Equivalent vaccination experiments in mice bearing TC-1 and E.G7-OVA tumors showed that although in most splenic cell populations the proportion of IL-10-producing cells increased after vaccination with Imiquimod, DC was the cell subset with the highest proportion of IL-10+ cells (Figures 1E–1F). These results show that several subsets, but mainly DC, consistently upregulate IL-10 production after vaccination in an Imiquimod-dependent manner.
IL-10 with inhibitory effects on T-cell activation is induced at early time points after vaccination
To support that GFP expression observed in Vert-X mice indeed corresponded with IL-10, RT-PCR experiments measuring Il10 mRNA were carried out in C57BL/6 mice vaccinated with OVA+Imiquimod. To avoid missing IL-10 production at time points other than day 2, time-course experiments were carried out from day 1 to 7. We analyzed Il10 mRNA in purified splenic CD11c+ DC and CD4+ T-cells, representative of innate [25] and adaptive [22] cell populations producing IL-10. In DC IL-10 peaked at day 2, returning to basal levels at day 7, whereas in CD4+ T-cells, following a first peak at day 1 which decreased by day 4, a second, albeit weaker increase, was observed at day 7 (Figure 2A).
The second IL-10 peak observed at day 7 in CD4+ cells prompted us to study IL-10 production by other cell populations at this time point, using tumor-free mice, since equivalent results had been observed in lymphoid organs from tumor-free and tumor-bearing mice.
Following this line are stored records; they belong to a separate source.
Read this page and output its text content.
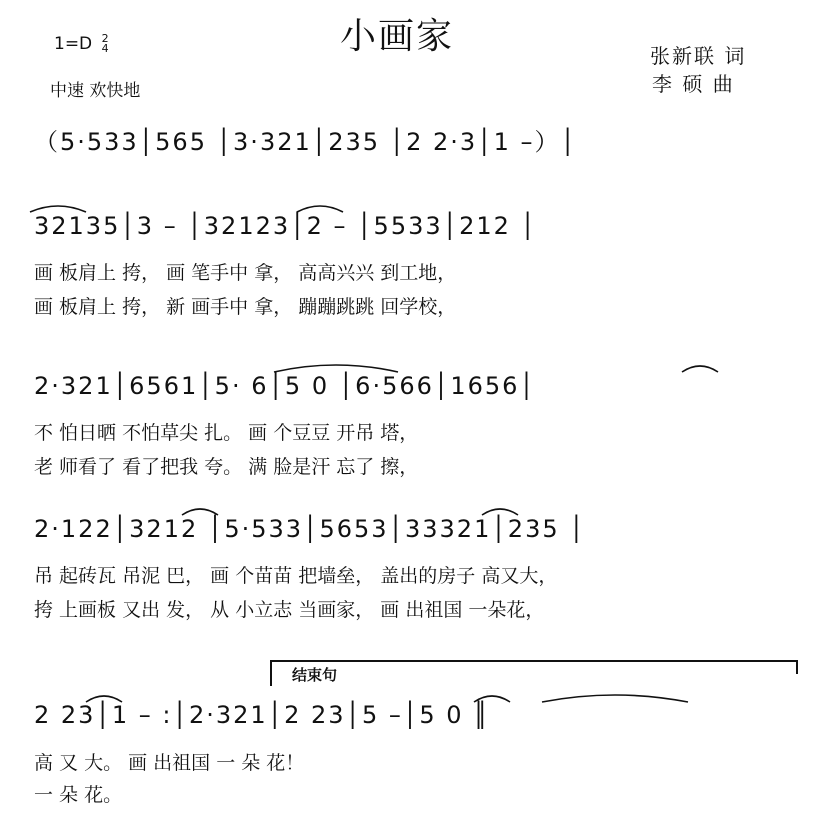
1=D 2
4	小画家
中速 欢快地
张新联 词
李 硕 曲
（5·533│565 │3·321│235 │2 2·3│1 –）│
32135│3 – │32123│2 – │5533│212 │
画 板肩上 挎， 画 笔手中 拿， 高高兴兴 到工地，
画 板肩上 挎， 新 画手中 拿， 蹦蹦跳跳 回学校，
2·321│6561│5· 6│5 0 │6·566│1656│
不 怕日晒 不怕草尖 扎。 画 个豆豆 开吊 塔，
老 师看了 看了把我 夸。 满 脸是汗 忘了 擦，
2·122│3212 │5·533│5653│33321│235 │
吊 起砖瓦 吊泥 巴， 画 个苗苗 把墙垒， 盖出的房子 高又大，
挎 上画板 又出 发， 从 小立志 当画家， 画 出祖国 一朵花，
结束句
2 23│1 – :│2·321│2 23│5 –│5 0 ║
高 又 大。 画 出祖国 一 朵 花！
一 朵 花。
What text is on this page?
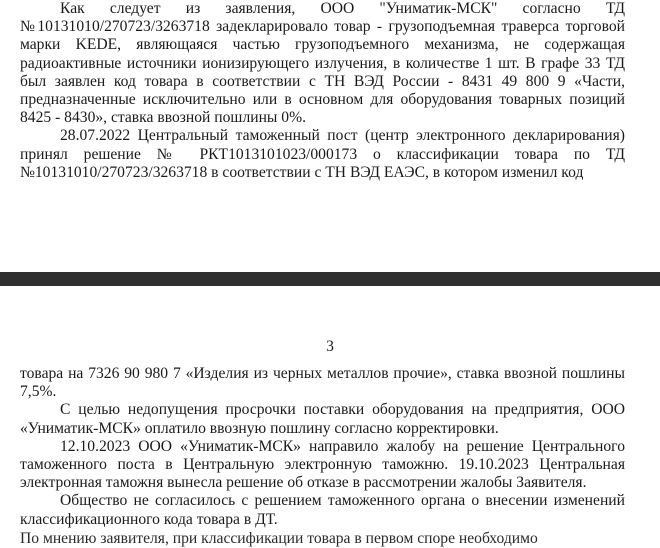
Как следует из заявления, ООО "Униматик-МСК" согласно ТД №10131010/270723/3263718 задекларировало товар - грузоподъемная траверса торговой марки KEDE, являющаяся частью грузоподъемного механизма, не содержащая радиоактивные источники ионизирующего излучения, в количестве 1 шт. В графе 33 ТД был заявлен код товара в соответствии с ТН ВЭД России - 8431 49 800 9 «Части, предназначенные исключительно или в основном для оборудования товарных позиций 8425 - 8430», ставка ввозной пошлины 0%.

28.07.2022 Центральный таможенный пост (центр электронного декларирования) принял решение № РКТ1013101023/000173 о классификации товара по ТД №10131010/270723/3263718 в соответствии с ТН ВЭД ЕАЭС, в котором изменил код

3

товара на 7326 90 980 7 «Изделия из черных металлов прочие», ставка ввозной пошлины 7,5%.

С целью недопущения просрочки поставки оборудования на предприятия, ООО «Униматик-МСК» оплатило ввозную пошлину согласно корректировки.

12.10.2023 ООО «Униматик-МСК» направило жалобу на решение Центрального таможенного поста в Центральную электронную таможню. 19.10.2023 Центральная электронная таможня вынесла решение об отказе в рассмотрении жалобы Заявителя.

Общество не согласилось с решением таможенного органа о внесении изменений классификационного кода товара в ДТ.

По мнению заявителя, при классификации товара в первом споре необходимо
Splenic CD4 Tregs maintained high Imiquimod-independent IL-10 production, whereas in remaining subsets a marginal Imiquimod-specific induction was observed only in effector CD4 and in CD8 and NK cells (Figure 2B), according to PCR results of CD4 cells shown in Figure 2A. Indeed, additional analyses of intracellular IL-10 using splenic cells from vaccinated C57BL/6 mice confirmed that effector CD4 and to a lesser extent CD8 T-cells, but not Tregs, specifically upregulated IL-10 in the Imiquimod group at day 7 (Figure 2C).
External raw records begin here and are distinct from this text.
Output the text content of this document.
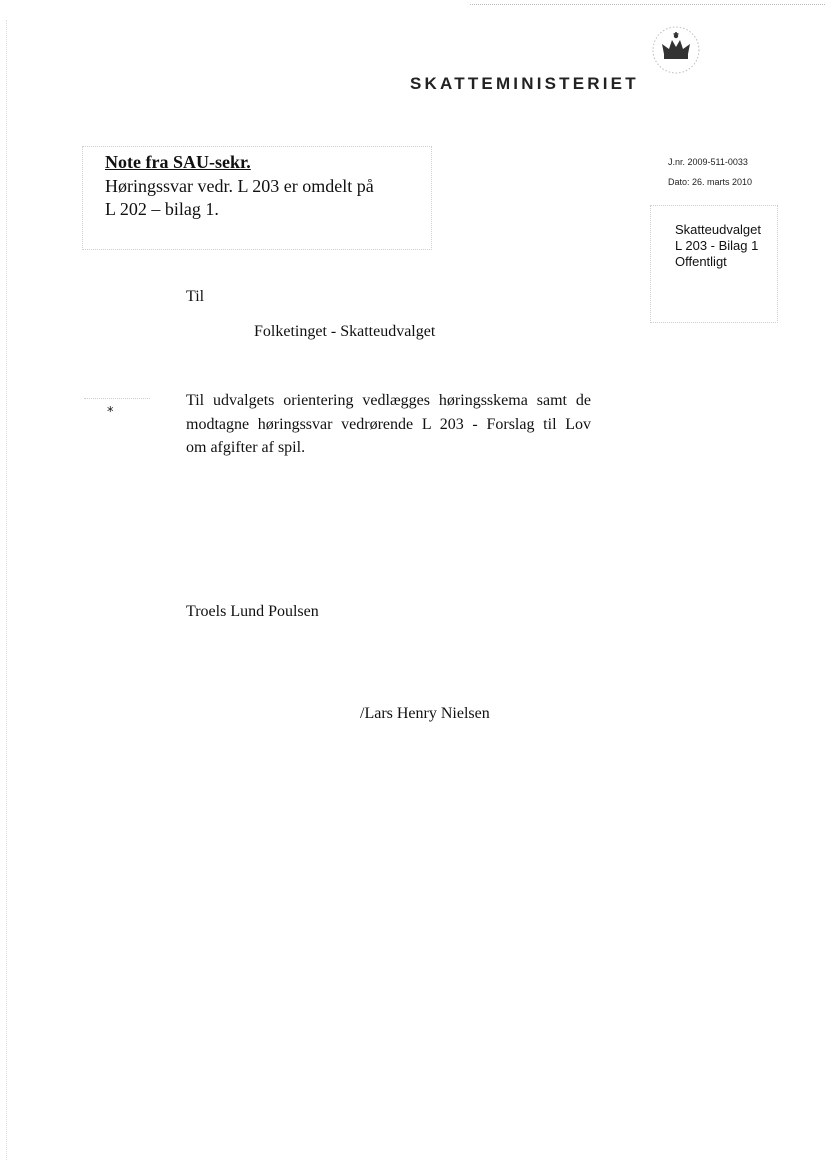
SKATTEMINISTERIET
Note fra SAU-sekr.
Høringssvar vedr. L 203 er omdelt på
L 202 – bilag 1.
J.nr. 2009-511-0033
Dato: 26. marts 2010
Skatteudvalget
L 203 - Bilag 1
Offentligt
Til
Folketinget - Skatteudvalget
*
Til udvalgets orientering vedlægges høringsskema samt de
modtagne høringssvar vedrørende L 203 - Forslag til Lov
om afgifter af spil.
Troels Lund Poulsen
/Lars Henry Nielsen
Since IL-10 blockade at day 0 enhanced T-cell responses [23], and two IL-10 peaks (an early peak mainly related to APC and a second peak related to T-cells) were detected, we studied the functional relevance of the second peak by blocking IL-10 at day 4 after vaccination. Blockade at this time-point did not provide any beneficial effect, indeed, poorer responses were obtained (Figure 2D), suggesting that the enhancement of immune responses observed after IL-10 blockade at day 0 is mainly due to inhibition of IL-10 produced at early time-points after immunization, during the priming phase.
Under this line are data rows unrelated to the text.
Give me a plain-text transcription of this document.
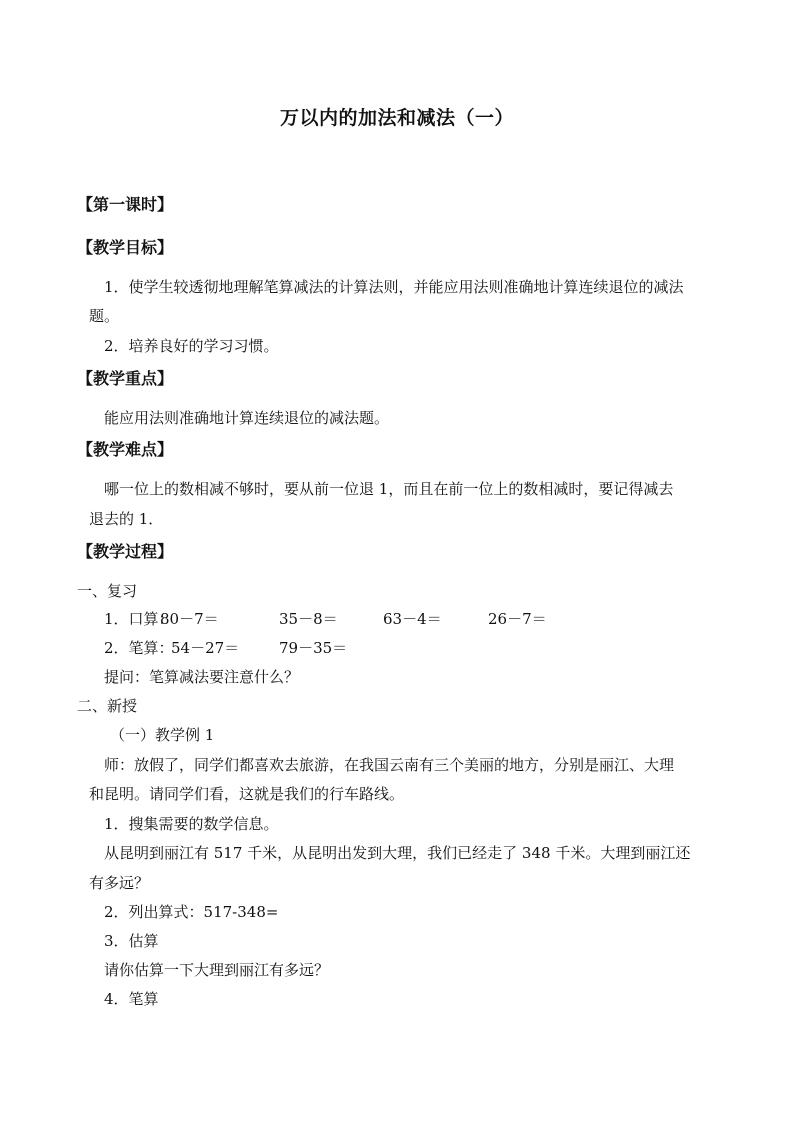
万以内的加法和减法（一）
【第一课时】
【教学目标】
1．使学生较透彻地理解笔算减法的计算法则，并能应用法则准确地计算连续退位的减法
题。
2．培养良好的学习习惯。
【教学重点】
能应用法则准确地计算连续退位的减法题。
【教学难点】
哪一位上的数相减不够时，要从前一位退 1，而且在前一位上的数相减时，要记得减去
退去的 1．
【教学过程】
一、复习
1．口算：80－7＝	35－8＝	63－4＝	26－7＝
2．笔算：54－27＝	79－35＝
提问：笔算减法要注意什么？
二、新授
（一）教学例 1
师：放假了，同学们都喜欢去旅游，在我国云南有三个美丽的地方，分别是丽江、大理
和昆明。请同学们看，这就是我们的行车路线。
1．搜集需要的数学信息。
从昆明到丽江有 517 千米，从昆明出发到大理，我们已经走了 348 千米。大理到丽江还
有多远？
2．列出算式：517-348=
3．估算
请你估算一下大理到丽江有多远？
4．笔算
IL-10-producing DC have a different phenotypic and immunogenic profile and limit antitumor CD8 T-cell response activation
Due to the important proportion of IL-10+ APC induced by OVA+Imiquimod and considering the role that these cells play in T-cell priming (mainly for DC), phenotypic analyses comparing IL-10+ and IL-10− cells were carried out after vaccination of naive and B16-OVA tumor-bearing mice. IL-10+ DC had a less mature phenotype than their IL-10− counterparts, displaying a significantly lower expression of markers CD54, CD80 and CD86 associated to cell adhesion and T-cell co-stimulation (Figure 3A). However, in remaining APC populations, no differences were observed, except for higher CD80 values on IL-10+ B-cells (Supplementary Figure S3). This immature phenotype of IL-10+ DC was also observed in mice treated with other IL-10-inducing vaccines. Indeed, EDA-OVA+MAC, a multiple adjuvant combination [26] whose antitumor effects also increased after IL-10 blockade [23] or OVA+LPS, [27] also induced IL-10+ DC with a similar phenotype (Supplementary Figure S4).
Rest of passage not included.